Anneke Gankema. Foto: David Vroom

Als ‘echte klaaikloet’ vindt Anneke Gankema het erg belangrijk dat het Gronings bewaard blijft voor de toekomst en de volgende generatie. Dus toen ze op zoek was naar vrijwilligerswerk en een vacature bij WoordWaark (een online databank van het Gronings) zag, sloeg ze twee vliegen in een klap. Zij zorgt ervoor dat de data die afkomstig is uit interviews die in de jaren ’90 zijn gedaan klaar wordt gemaakt voor de website.

Door Hedwig Sekeres

Daarvoor krijgt Anneke Excel bestanden met rijen woorden aangeleverd, waarbij zij zorgt dat het er allemaal netjes uit komt te zien: onnodige punten, komma’s en soms zelfs hele verhalen worden eruit gefilterd. Nu de woorden na een jaar klaar zijn gaat ze over op de zinnen, maar wel op een wat rustiger tempo.

Aingoal
Als ze zelf een woord aan WoordWaark zou bijdragen, zou dat ‘aingoal’ (steeds maar door) zijn. Het Gronings geeft haar een gevoel van thuis en vroeger. Ze merkt dan ook dat ze wanneer ze in haar geboorteplaats Uithuizen komt meteen overgaat op het Gronings. In Stad wordt meestal Nederlands gesproken, maar in Uithuizen kan ze altijd terecht met de taal die voor haar eigen voelt. Hoewel er in de stad ook Gronings gesproken wordt, is dat volgens Anneke toch niet hetzelfde als het Gronings van de dorpen. In de stad is het meer gecultiveerd en wordt het vooral in de culturele sector gebruikt, bijvoorbeeld voor theater of poëzie. Ook wanneer ze heel blij of heel boos is gaat ze automatisch over op het Gronings, omdat dat toch dichterbij ligt dan het Nederlands.

Overgangsfase
Of het Gronings echt nog zo wordt als het vroeger was betwijfelt Anneke. Ze ziet een taak voor het onderwijs door bijvoorbeeld boekjes met de kinderen te lezen in het Gronings, maar als ouders geen Gronings meer met hun kinderen praten gaat er toch wat verloren. Wel hoopt ze dat we op dit moment in een overgangsfase zitten, omdat er steeds meer mensen opnieuw geïnteresseerd raken in de taal. Dat is dan ook de reden dat ze het zo belangrijk vindt om mee te werken aan de documentatie van de taal in WoordWaark: “Je kunt niet in de toekomst kijken, maar je moet je er wel op voorbereiden”.

Mengelmoes
Zelf spreekt Anneke een mengelmoes van verschillende varianten van het Gronings. Omdat ze er is opgegroeid spreekt ze vooral het Gronings van het Hogeland, maar omdat één ouder uit de Veenkoloniën en de ander uit het Westerkwartier kwam, zitten er ook elementen van die varianten in. Hoewel een vriendin van haar ook uit Uithuizen komt, klinkt zij toch heel anders omdat haar ouders uit dezelfde streek komen. Van alle varianten vindt Anneke het Hogelandsters het mooist, maar het Westerkwartiers het liefst.

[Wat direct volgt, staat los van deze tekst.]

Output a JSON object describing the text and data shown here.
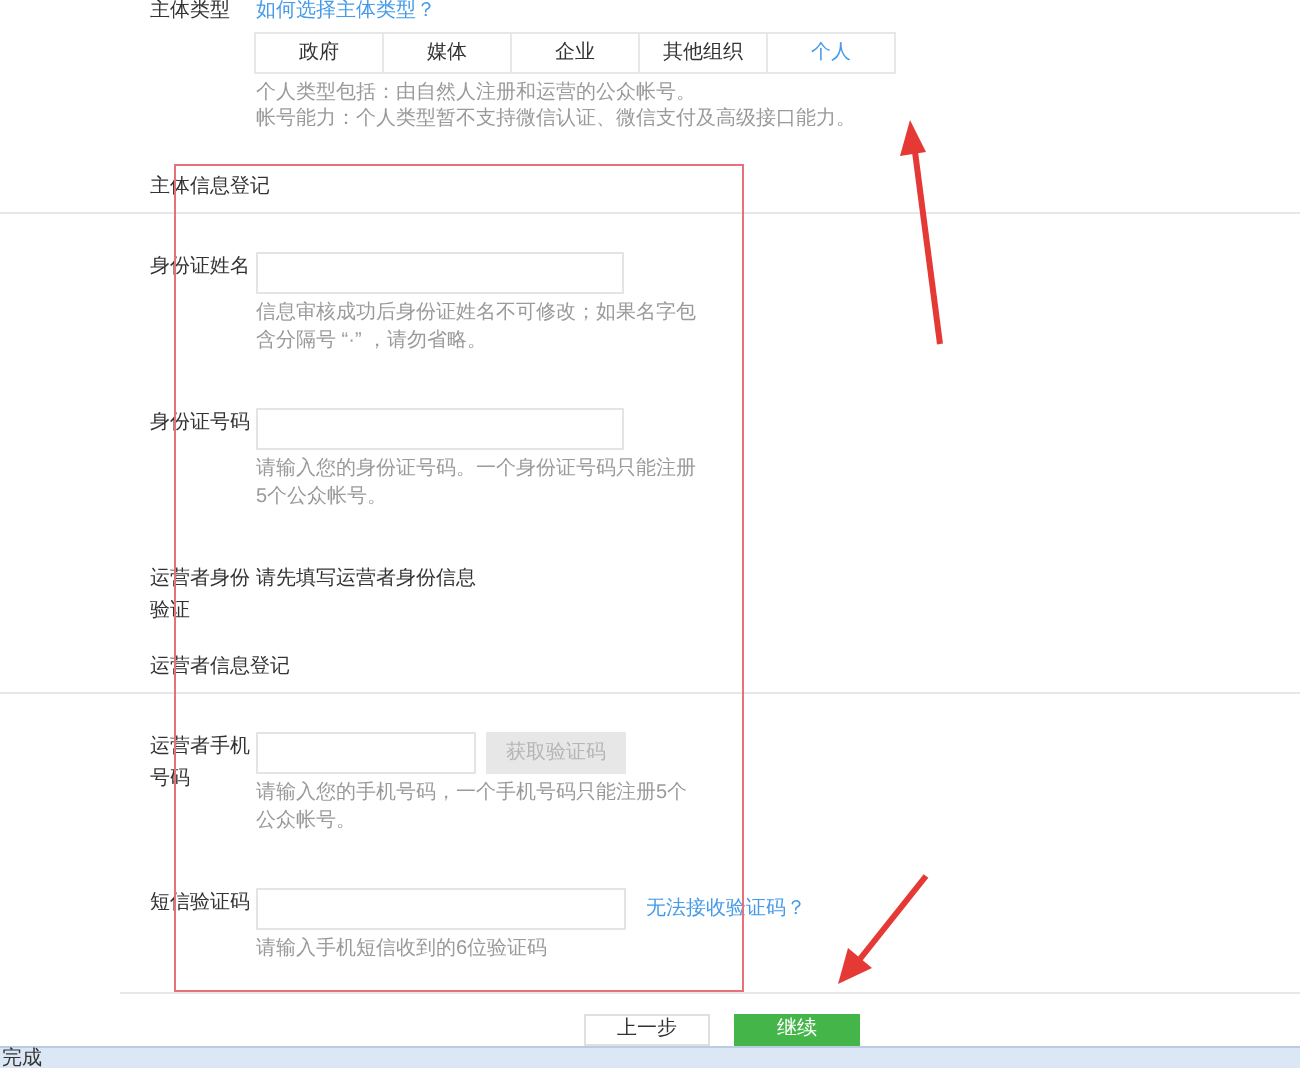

En juist deze variatie is wat het werken aan WoordWaark voor haar vaak zo leuk maakt. Tijdens het corrigeren zit ze soms te schudden van het lachen achter de computer. Sommige mensen schrijven hele verhalen op om zo precies mogelijk uit te drukken hoe ze een woord uitspreken. Anneke is erg tevreden met de moeite die er door zo veel mensen gedaan wordt om het Gronings weer op de kaart te zetten.